Der Burnout-Mythos der ununterbrochenen Betriebsamkeit

„Sich zu Tode zu arbeiten, ist die einzige gesellschaftlich anerkannte Form des Selbstmords“
Johann Freudenreich 

In den meisten Unternehmen herrscht ein Mythos – der Mythos der ununterbrochenen Betriebsamkeit. Als wenn das Gehirn in der Lage wäre sich ständig auf etwas zu konzentrieren und nie eine Pause brauchen würde, tun Menschen – vor allem in Grossraumbüros – so, als wenn sie ständig produktiv sein könnten.  Der einzige Ort, wo sie sich kurzfristig entspannen können ist absurderweise das WC. Dieser Hamster-Mythos hält sich hartnäckig seit Jahrzehnten und wird eher noch schlimmer, als dass er an Kraft verliert. Verlierer sind dabei die Menschen, denn die Chance auf ein Burnout nimmt damit zu.

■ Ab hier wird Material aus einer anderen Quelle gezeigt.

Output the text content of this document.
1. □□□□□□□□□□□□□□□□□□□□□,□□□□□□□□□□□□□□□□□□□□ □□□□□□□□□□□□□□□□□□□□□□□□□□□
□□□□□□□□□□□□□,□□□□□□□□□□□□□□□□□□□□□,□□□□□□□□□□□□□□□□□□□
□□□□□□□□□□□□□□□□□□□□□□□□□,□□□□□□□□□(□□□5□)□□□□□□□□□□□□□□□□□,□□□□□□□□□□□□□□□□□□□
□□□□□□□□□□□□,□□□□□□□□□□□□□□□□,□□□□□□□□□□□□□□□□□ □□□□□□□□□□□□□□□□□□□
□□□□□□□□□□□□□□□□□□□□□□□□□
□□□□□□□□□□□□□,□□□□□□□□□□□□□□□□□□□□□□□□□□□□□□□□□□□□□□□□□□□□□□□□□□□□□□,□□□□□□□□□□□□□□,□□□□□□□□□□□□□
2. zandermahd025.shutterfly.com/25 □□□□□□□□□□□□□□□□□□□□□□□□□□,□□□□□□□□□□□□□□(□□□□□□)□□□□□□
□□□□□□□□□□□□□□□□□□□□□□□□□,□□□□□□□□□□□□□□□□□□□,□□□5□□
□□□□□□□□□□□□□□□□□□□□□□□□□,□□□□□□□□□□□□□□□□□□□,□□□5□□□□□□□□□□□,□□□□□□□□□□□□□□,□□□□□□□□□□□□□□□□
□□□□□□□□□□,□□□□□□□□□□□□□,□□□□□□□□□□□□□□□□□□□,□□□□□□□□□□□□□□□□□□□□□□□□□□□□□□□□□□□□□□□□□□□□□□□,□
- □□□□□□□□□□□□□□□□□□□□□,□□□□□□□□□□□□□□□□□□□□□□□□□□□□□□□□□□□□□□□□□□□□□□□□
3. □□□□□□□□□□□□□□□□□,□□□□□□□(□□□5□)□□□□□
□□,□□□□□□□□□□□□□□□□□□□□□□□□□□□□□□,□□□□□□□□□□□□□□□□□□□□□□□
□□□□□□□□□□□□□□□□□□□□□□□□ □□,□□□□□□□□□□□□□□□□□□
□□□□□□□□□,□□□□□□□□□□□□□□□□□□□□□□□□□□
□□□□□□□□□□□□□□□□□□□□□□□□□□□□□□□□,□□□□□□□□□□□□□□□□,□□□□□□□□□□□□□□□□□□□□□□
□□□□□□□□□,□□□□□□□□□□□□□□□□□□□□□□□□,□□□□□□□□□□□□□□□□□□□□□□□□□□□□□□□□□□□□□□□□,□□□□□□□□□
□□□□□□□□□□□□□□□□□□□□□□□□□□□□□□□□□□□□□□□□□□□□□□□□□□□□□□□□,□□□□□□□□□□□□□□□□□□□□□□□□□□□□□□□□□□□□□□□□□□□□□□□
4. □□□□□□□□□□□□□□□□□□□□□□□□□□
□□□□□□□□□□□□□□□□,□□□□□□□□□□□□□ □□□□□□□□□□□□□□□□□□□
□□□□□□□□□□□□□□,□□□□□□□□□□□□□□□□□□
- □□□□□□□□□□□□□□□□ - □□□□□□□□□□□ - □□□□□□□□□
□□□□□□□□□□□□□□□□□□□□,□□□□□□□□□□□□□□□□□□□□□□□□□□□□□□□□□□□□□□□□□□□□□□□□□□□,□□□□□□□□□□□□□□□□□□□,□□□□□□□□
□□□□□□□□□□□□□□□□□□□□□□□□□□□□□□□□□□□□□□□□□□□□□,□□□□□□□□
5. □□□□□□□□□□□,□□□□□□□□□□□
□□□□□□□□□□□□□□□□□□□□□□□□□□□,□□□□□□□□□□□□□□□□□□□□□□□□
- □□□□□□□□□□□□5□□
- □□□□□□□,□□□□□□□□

Aber es ist nicht nur die Überwachung durch das Kollektiv, durch die Kollegen, die einen mit Argusaugen beobachten, es ist vor allem das eigene schlechte Gewissen, das uns daran hindert, uns eine Pause zu gönnen und einfach mal nichts zu tun. Grund dafür:  Tief in uns herrscht die unbewusste Annahme, es sei tatsächlich möglich, sich ohne Unterbruch auf irgendetwas konzentrieren zu können. Dabei brauchen – neurologisch nachgewiesen – gerade Prozesse, wie verstehen, entscheiden, erinnern, abspeichern und sich zurückhalten (hemmen) am meisten Energie. Hier wird der präfrontale Kortex maximal gefordert und erschöpft sich schnell. Wirkliche Konzentration ist nämlich nur für einen bestimmten Zeitraum möglich, deshalb sind Pausen extrem wichtig. Insbesondere das Setzen von Prioritäten verbraucht gewaltige Energien und sollte vorwiegend dann vorgenommen werden, wenn man sich frisch und ausgeruht fühlt.

Ich habe Unternehmen erlebt, die extra Ruheräume eingerichtet hatten, um ihren Mitarbeitern zu ermöglichen sich zwischendurch zu regenerieren. Es war allerdings nie jemand dort, da man sich nicht als „Un-Tätiger“ „outen“ wollte. Diese sehr tief sitzende Konditionierung lässt sich scheinbar nicht über einen speziellen Ort lösen, sondern nur, wenn man die unbewussten Annahmen zur Funktionsweise des Gehirns hinterfragt und beginnt „gehirngerecht“ mit sich und anderen umzugehen.

Probieren Sie es mal aus: Tun Sie bewusst, mehrmals am Tag, ein paar Minuten nichts! Rein gar nichts! Trauen Sie sich und durchbrechen Sie diesen Mythos aktiv. Sobald Sie anfangen, werden andere Ihnen folgen. Wenn Sie diese Illusion entlarven, werden andere sich auch trauen und das angespannte Klima verändert sich zugunsten einer entspannten Atmosphäre, die für die Zusammenarbeit um ein Vielfaches förderlicher ist.  Beginnen Sie in Momenten, in denen das Risiko für Sie klein ist und weiten Sie das „Nicht-Tun“ langsam aus auf alle Bereiche des Lebens.